Uninsured patients often forego preventative care, and only seek treatment when they get sick and have to be treated, which results in higher costs. Lowering the number of uninsured will decrease overall healthcare expenses in the U.S.
Having many more patients in the system will, in turn, expand Medicare's buying and negotiating power, resulting in further cost reductions (which would bring still more people into the system).
With much lower healthcare costs, employers would offer health benefits to more employees. When it becomes unusual to be uninsured in America -- right now one in seven of us have no healthcare -- workers will be more likely to demand coverage.
In theory, Medicare patients can choose any doctor they want, but in practice many physicians limit the number of Medicare patients they see. When a much higher portion of the population are Medicare enrollees, they won't have that luxury. The result would be that Medicare patients would be able to choose from among almost all doctors, making the program more attractive, and bringing more people into the system.

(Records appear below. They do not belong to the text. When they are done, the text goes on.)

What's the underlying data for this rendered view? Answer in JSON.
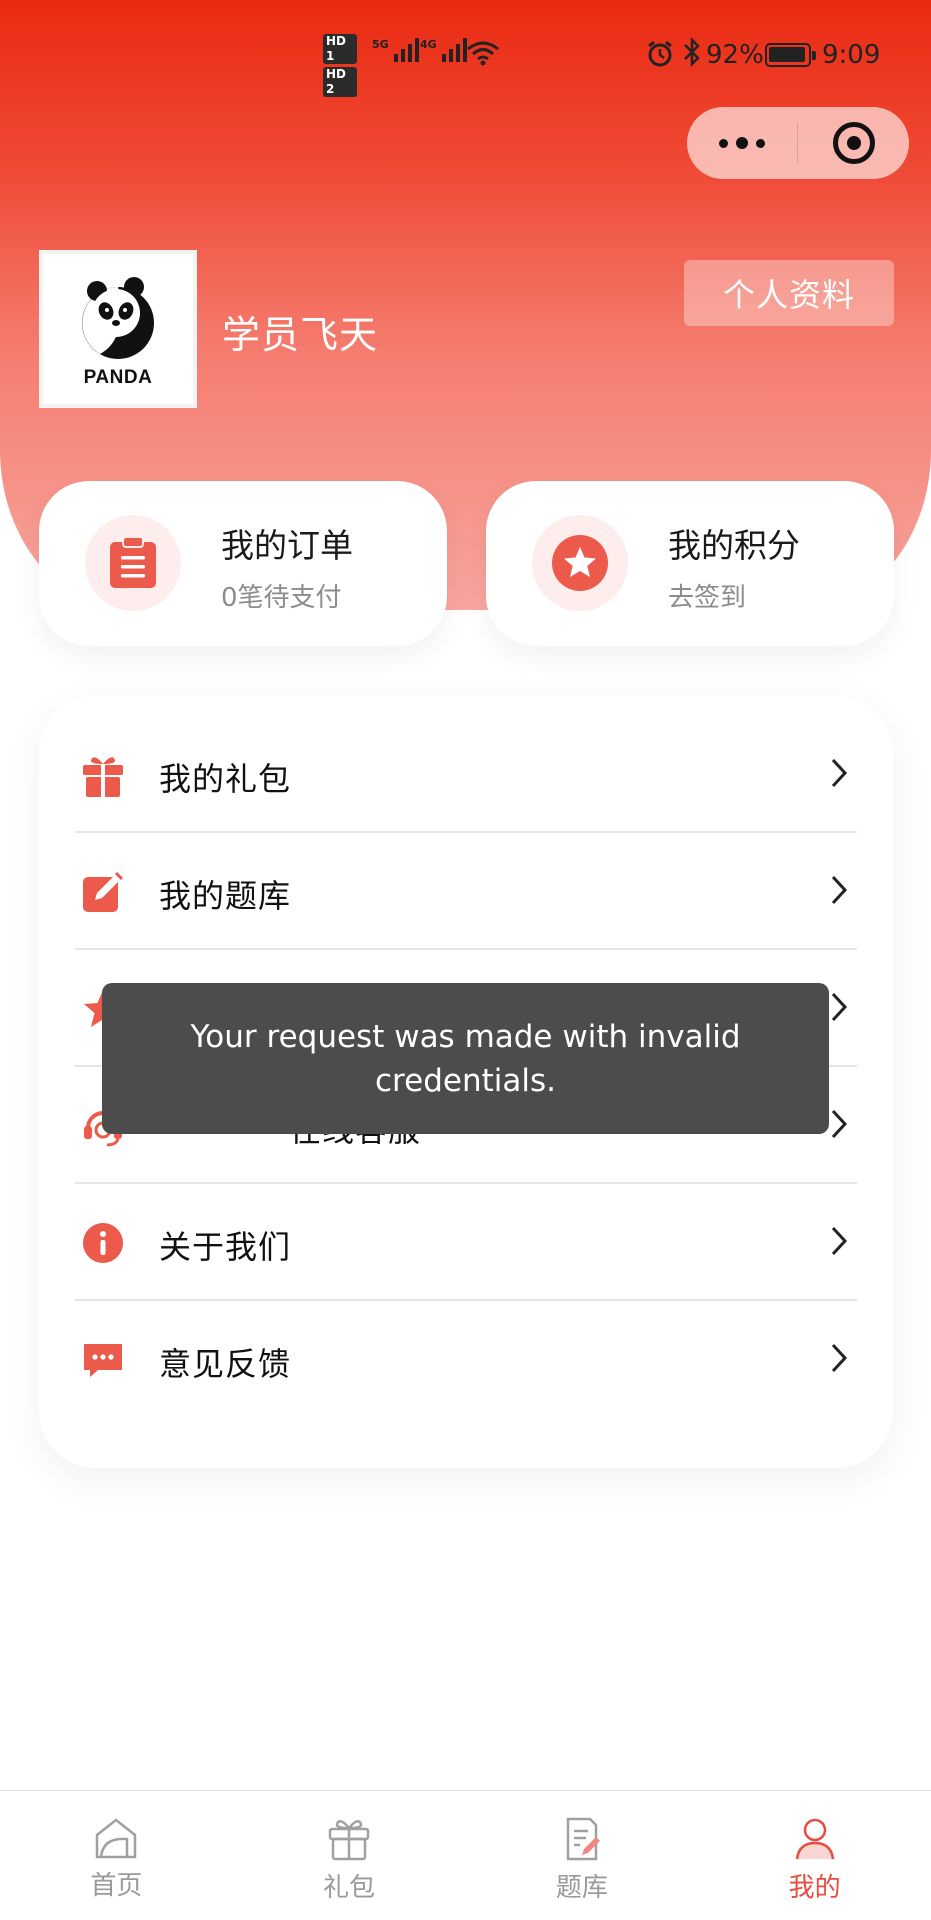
{
  "status_bar": {
    "sim1": "HD 1",
    "sim2": "HD 2",
    "net1": "5G",
    "net2": "4G",
    "battery": "92%",
    "time": "9:09"
  },
  "capsule": {
    "more_icon": "more-dots-icon",
    "close_icon": "target-close-icon"
  },
  "profile": {
    "avatar_text": "PANDA",
    "username": "学员飞天",
    "profile_button": "个人资料"
  },
  "cards": [
    {
      "title": "我的订单",
      "subtitle": "0笔待支付",
      "icon": "clipboard-icon"
    },
    {
      "title": "我的积分",
      "subtitle": "去签到",
      "icon": "star-badge-icon"
    }
  ],
  "menu": [
    {
      "label": "我的礼包",
      "icon": "gift-icon"
    },
    {
      "label": "我的题库",
      "icon": "edit-icon"
    },
    {
      "label": "",
      "icon": "star-icon"
    },
    {
      "label": "在线客服",
      "icon": "headset-icon"
    },
    {
      "label": "关于我们",
      "icon": "info-icon"
    },
    {
      "label": "意见反馈",
      "icon": "message-icon"
    }
  ],
  "toast": "Your request was made with invalid credentials.",
  "tabbar": [
    {
      "label": "首页",
      "icon": "home-icon"
    },
    {
      "label": "礼包",
      "icon": "gift-icon"
    },
    {
      "label": "题库",
      "icon": "question-bank-icon"
    },
    {
      "label": "我的",
      "icon": "user-icon"
    }
  ],
  "colors": {
    "accent": "#e94c3f",
    "header_top": "#ea2a12",
    "header_bottom": "#f8a79f"
  }
}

Then, five years down the road, you can pass a little bill requiring the government to pick up the tab for minors in families that make less than … X number of dollars. Maybe less than the median income. That would be a good, moderate piece of legislation, with a populist flavor, that the Repubs would oppose at their own electoral risk.

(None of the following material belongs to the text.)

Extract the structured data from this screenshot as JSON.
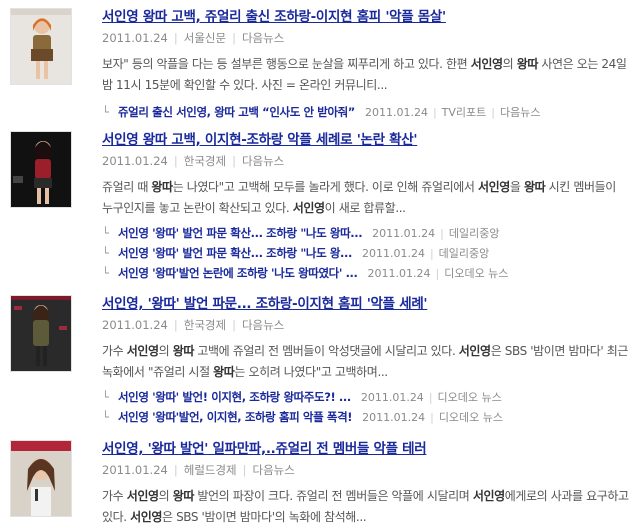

Now you've whittled the number of uninsured way down, and you've decreased the cost-per-patient. So, after another five years, you can pass another bill that covers everyone making less than, say, double the poverty level.
Now, you've got most of the country under a single-payer system, universal healthcare for all those who can't afford private insurance, better preventative care and just a few holdouts getting ripped off by (the few remaining) private insurers.
The beauty of this approach is that you haven't compelled anyone to do anything against his or her will. It's a perfect bit of political tai-chi -- it uses your opponents' strongest arguments against them. When the right squawks about it -- and we know they will -- we can ask them why they're against patient choice. We can ask them why they don't believe in free and open competition. We can ask them why they hate America so much.
Put single-payer healthcare up against the patchwork of private insurers and let the best system win. It's the American way, at least in theory.